En 1933, Mario Monicelli écrit plusieurs articles dans la revue "Camminare". Deux ans plus tard, il dirige et produit avec Alberto Mondadori un long métrage 16 mm : "I Ragazzi Della via Pal" (1936), film de format réduit et fut présenté hors concours à la Mostra de Venise, où il fut d'ailleurs récompensé. Après un long apprentissage comme assistant à la réalisation ou comme scénariste de cinéastes comme Gustav Machaty, Augusto Genina ou Pietro Germi

Toute sa carrière nous démontrera un artiste conscient de ses limites, mais également de ses possibilités, ce qui lui permet d'échapper à la routine et d'aborder avec lucidité les sujets les plus difficiles, et de les traiter avec le maximum d'éfficacité. Pendant quatre années successives, Monicelli co-réalise huit films avec Sténo dont : "Au diable la célébrité" (Al diavolo la celebrita, 1949), "Dans les coulisses" (Vita da cani, 1950), "Gendarmes et Voleurs" (Guardie e ladri, 1951) (Le cinéaste dépeint les faiblesses d'un carabinier) et "Les Infidèles" (Le Infedeli, 1952).

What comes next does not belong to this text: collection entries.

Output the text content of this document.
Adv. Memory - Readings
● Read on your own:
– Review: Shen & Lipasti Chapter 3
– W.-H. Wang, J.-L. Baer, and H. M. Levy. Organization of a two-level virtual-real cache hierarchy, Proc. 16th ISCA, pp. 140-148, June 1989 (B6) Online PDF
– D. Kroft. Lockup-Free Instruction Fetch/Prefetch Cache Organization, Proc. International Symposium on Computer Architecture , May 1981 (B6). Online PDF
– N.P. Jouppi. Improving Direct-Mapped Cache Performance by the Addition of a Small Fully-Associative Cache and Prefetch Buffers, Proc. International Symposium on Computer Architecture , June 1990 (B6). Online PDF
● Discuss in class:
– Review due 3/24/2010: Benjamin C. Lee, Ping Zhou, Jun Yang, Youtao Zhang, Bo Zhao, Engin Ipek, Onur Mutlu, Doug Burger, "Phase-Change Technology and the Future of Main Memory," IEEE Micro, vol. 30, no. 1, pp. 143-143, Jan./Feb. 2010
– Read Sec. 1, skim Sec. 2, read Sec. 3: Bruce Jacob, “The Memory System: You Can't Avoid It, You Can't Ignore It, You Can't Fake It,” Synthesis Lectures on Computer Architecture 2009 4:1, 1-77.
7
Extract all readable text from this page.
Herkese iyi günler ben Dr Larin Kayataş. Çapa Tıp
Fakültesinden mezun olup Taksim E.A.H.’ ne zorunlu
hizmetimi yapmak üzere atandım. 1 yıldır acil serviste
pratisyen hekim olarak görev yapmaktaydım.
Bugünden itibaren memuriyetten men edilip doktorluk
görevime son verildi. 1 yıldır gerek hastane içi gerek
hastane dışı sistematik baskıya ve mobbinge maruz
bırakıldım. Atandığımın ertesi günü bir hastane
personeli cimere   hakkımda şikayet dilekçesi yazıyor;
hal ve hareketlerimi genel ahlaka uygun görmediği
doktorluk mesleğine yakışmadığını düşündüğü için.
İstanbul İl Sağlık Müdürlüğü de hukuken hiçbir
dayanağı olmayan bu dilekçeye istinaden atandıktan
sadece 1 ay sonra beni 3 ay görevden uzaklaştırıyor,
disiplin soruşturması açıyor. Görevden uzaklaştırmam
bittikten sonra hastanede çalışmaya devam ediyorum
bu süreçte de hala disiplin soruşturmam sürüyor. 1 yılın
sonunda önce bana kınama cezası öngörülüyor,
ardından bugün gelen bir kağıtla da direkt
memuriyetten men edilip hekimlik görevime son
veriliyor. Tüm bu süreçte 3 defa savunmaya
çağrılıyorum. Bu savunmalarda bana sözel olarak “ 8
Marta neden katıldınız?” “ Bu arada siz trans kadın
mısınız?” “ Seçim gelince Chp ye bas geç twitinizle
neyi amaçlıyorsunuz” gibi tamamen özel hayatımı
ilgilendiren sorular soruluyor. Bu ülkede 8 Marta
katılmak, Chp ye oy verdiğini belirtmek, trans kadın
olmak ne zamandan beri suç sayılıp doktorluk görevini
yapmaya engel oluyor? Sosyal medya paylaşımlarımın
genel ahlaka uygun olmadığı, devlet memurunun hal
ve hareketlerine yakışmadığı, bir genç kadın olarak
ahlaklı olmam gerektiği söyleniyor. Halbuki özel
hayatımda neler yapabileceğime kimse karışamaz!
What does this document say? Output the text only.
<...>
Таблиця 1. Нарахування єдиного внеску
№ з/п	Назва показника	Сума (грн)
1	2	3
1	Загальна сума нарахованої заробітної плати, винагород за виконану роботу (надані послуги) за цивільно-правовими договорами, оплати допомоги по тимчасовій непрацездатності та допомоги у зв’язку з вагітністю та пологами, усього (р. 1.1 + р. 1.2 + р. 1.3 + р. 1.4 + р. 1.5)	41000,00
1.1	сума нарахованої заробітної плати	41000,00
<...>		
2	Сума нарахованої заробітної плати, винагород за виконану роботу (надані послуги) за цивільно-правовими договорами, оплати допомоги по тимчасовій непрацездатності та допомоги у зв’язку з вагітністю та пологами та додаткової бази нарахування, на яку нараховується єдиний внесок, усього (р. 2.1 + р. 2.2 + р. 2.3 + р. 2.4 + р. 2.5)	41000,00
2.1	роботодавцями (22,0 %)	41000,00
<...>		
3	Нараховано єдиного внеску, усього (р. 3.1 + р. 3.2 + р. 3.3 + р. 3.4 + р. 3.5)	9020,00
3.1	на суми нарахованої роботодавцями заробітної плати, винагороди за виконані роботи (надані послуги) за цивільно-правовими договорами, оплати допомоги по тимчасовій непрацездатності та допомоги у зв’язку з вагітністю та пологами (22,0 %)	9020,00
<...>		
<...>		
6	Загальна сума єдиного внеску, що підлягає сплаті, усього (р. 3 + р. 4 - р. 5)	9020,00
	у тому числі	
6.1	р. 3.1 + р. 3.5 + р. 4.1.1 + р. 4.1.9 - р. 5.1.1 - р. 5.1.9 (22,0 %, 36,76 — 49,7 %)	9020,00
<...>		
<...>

Avec "Toto cherche un appartement" (Toto cerca casa, 1949), le tandem Steno-Monicelli ne faisait qu'ajouter un titre deplus à la liste de tous les films que le grand acteur comique devait interpréter à partir de la fin des années 40, films généralement caractérisés par une réalisation extrêmement sommaire et uniquement destinés à enregistrer sur pellicule les "numéros" d'un Toto incapable de ne pas dissiper son talent.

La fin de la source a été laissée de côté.